Below is a link to an interesting article from the National Park Traveler website.
Due to the increasing retirement of law enforcement National Park Rangers, the number of Rangers in the parks are declining quicker than positions can be filled. Budget restraints and sequester requirements are also contributing to this issue.
I remember in the early 2000's studies showing that the National Park Service was grossly under staffed in law enforcement. At that time there were just over 1,500 permanent law enforcement park rangers in the entire system. On the Blue Ridge Parkway a study revealed that a minimum of 50+ rangers were needed in this one park to be able to perform the job of protecting visitors and resources safely. I recall that the terms used were related to working safely not efficiently or effectively. At that time there were 32 positions within the park (2 being located at HQ) and the number has shrunk since then.
For some time managers were concerned with the issue of protection and staffing within our parks. The attacks of 9/11 and the fact that areas under National Park Service responsibility were considered potential terrorist targets resulted in a policy to fill any vacant law enforcement position as soon as possible. These jobs were not to be lapsed to save funding. With the advent of sequestered budgets and continuing resolutions year after year, managers have had no choice but to leave vacated positions unfilled for extended periods or in some instances abolished completely.

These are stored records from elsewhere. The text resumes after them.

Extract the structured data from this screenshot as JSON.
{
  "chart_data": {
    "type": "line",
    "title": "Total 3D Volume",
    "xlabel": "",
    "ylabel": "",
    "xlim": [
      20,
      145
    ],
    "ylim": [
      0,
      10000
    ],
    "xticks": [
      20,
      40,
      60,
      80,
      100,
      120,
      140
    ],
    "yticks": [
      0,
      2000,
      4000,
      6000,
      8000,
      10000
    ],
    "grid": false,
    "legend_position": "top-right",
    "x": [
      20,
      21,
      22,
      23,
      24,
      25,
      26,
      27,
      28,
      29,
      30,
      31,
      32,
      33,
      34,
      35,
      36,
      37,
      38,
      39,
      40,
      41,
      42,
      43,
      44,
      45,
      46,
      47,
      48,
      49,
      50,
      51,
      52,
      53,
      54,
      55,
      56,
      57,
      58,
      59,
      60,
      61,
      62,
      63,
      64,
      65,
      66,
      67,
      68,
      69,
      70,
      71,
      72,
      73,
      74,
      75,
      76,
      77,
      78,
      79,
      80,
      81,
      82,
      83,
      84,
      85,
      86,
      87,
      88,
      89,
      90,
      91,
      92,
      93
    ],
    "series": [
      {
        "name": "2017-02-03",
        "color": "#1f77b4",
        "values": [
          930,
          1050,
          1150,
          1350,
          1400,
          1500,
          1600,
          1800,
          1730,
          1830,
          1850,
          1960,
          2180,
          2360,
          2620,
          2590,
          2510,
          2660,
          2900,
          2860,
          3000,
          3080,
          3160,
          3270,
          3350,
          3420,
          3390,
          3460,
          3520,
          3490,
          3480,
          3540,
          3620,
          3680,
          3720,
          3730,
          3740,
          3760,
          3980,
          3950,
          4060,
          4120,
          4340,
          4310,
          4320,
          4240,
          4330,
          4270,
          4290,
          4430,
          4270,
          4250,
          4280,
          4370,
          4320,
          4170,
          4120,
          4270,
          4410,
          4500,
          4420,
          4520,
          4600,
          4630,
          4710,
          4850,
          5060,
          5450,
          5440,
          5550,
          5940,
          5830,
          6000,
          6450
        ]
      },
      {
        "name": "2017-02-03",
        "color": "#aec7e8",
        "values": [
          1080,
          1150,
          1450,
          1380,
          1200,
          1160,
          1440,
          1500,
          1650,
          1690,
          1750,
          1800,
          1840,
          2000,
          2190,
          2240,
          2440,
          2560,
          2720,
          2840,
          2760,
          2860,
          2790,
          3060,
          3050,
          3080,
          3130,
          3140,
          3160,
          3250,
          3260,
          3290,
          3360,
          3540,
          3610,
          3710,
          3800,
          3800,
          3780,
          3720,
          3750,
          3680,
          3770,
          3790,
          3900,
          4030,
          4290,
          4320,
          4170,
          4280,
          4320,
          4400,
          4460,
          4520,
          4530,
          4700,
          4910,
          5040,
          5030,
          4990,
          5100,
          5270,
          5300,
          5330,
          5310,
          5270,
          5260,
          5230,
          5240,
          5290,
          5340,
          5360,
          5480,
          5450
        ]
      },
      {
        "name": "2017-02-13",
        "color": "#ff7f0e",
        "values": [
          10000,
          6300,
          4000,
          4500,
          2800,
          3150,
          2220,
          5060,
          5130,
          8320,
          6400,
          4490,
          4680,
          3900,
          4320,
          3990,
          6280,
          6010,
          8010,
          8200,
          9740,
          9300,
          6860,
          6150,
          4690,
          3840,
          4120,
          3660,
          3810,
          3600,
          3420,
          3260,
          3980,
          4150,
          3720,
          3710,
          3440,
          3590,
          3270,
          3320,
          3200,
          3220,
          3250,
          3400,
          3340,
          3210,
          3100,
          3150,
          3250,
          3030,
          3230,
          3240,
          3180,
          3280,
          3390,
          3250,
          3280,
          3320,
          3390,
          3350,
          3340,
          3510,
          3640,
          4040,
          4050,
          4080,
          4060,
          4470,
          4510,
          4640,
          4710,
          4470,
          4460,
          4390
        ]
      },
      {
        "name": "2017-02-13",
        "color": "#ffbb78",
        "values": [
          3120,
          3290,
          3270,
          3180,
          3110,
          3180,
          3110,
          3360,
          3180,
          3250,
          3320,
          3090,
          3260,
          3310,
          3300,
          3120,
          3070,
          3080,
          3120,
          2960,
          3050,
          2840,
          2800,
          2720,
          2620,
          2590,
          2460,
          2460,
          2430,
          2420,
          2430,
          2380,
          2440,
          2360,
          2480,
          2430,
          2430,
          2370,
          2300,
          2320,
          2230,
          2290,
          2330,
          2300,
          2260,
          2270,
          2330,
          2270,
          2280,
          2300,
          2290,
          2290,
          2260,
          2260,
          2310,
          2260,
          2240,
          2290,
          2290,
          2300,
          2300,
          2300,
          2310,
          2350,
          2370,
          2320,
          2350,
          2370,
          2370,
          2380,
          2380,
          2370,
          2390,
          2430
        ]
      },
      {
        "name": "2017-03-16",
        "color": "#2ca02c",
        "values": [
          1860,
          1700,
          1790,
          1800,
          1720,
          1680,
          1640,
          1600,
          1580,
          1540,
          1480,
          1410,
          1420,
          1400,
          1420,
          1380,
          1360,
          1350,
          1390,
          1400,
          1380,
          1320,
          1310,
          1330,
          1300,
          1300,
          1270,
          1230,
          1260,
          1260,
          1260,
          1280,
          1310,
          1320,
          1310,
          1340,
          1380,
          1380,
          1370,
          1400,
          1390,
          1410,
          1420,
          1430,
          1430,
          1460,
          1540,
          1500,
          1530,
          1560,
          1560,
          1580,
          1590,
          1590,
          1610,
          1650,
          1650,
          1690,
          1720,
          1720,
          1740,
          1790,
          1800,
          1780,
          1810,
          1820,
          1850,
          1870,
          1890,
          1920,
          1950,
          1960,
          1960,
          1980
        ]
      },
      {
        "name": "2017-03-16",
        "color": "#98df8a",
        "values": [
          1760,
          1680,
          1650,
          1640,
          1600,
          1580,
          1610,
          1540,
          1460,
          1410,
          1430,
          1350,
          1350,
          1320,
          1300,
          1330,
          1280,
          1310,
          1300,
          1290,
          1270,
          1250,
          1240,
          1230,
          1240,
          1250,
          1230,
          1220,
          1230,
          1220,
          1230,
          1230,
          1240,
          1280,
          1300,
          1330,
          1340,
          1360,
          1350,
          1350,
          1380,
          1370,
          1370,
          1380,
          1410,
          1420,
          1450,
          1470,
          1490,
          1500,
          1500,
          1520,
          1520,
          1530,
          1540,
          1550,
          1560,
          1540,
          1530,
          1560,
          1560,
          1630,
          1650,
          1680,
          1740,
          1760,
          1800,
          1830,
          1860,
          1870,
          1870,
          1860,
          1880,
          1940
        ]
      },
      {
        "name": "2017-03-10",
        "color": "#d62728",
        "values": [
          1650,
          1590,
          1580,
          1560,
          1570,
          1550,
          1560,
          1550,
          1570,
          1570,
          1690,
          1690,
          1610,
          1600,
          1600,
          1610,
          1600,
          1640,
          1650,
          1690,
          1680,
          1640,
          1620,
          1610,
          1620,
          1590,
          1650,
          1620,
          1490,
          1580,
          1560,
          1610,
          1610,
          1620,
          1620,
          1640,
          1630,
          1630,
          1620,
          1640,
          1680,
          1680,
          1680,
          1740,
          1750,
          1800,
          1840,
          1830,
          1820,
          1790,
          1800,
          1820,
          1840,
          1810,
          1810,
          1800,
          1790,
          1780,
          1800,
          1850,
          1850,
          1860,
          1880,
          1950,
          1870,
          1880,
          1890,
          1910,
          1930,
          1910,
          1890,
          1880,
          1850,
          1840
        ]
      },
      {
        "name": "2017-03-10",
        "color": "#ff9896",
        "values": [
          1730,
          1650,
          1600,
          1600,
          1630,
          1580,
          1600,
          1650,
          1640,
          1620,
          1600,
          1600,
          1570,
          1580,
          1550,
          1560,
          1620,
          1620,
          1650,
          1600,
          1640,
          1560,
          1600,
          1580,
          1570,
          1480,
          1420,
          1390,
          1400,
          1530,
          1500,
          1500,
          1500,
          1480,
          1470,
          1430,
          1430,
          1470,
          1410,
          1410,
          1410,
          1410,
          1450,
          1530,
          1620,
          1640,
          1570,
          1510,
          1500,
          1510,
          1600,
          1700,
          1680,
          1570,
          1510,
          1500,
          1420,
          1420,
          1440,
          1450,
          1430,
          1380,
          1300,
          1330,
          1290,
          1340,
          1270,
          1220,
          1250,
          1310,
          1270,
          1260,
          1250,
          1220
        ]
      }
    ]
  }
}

The possible future silver lining to this cloud is that the situation may lead to opportunities for those looking to join the Park Ranger ranks in the near future. New budgets are including additional funding to hire seasonal law enforcement rangers in the parks next season.
I would hope that planning will also include filling of current vacant permanent positions and funding for additional park rangers in the higher use and incident areas of the country. Although seasonal park rangers are essential in many parks, permanent positions result in higher and consistent levels of training and experienced personnel to handle the complexities of protecting our parks in the 21st century.